118-) İn tüazzibhüm feinnehüm ıbaduKE, ve in tağfir lehüm feinneKE entel Aziyzül Hakiym;
“Eğer onları azaplandırırsan, elbette onlar senin kullarındır! Eğer onları bağışlarsan muhakkak ki sensin Aziyz, Hakiym olan, sen!”

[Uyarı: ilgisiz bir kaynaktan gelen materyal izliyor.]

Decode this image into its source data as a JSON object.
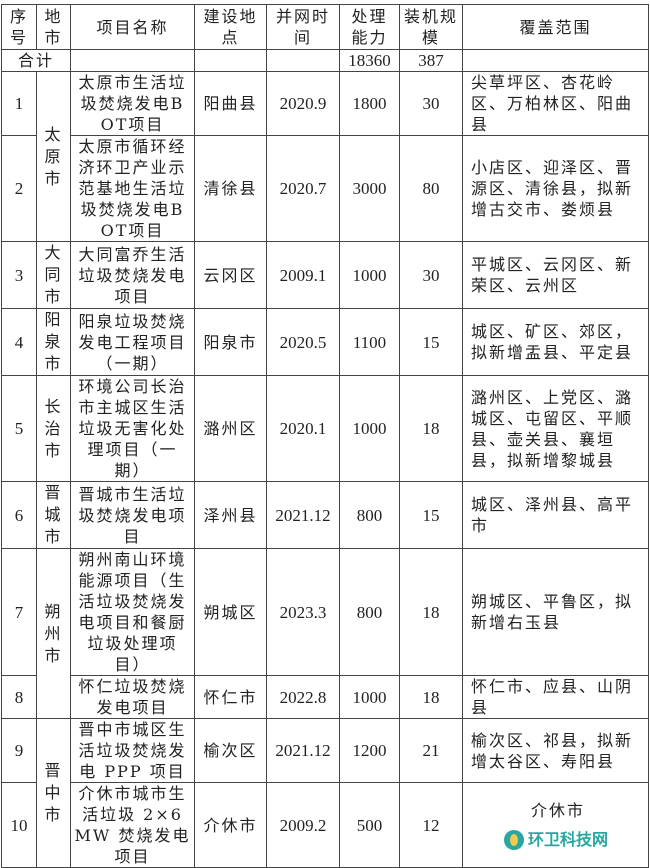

119-) Kalellahu hazâ yevmü yenfeus sadikıyne sıdkuhüm* lehüm cennatün tecriy min tahtihel enharu halidiyne fiyha ebeda* radıyAllâhu anhüm ve radu anHU, zâlikel fevzül aziym;
Allâh buyurdu: “Bu, sadıklara, tasdiklerinin (hakikati şüphesiz ve tereddütsüz) sonucunun yaşandığı gündür! İçinde ebedî kalıcılar olarak, altlarından nehirler akan cennetler var onlar için”... Allâh onlardan razı olmuştur, onlar da O’ndan razı... İşte budur büyük kurtuluş!
120-) Lillâhi mülküs Semavati vel Ardı va ma fiyhinne, ve HUve alâ külli şey’in Kadiyr;
Semâlar, arz ve onlarda ne varsa hepsinin varlığı Allâh’ındır (Esmâ’sının mânâlarının açığa çıkışıdır)! O, her şeye Kaadir’dir.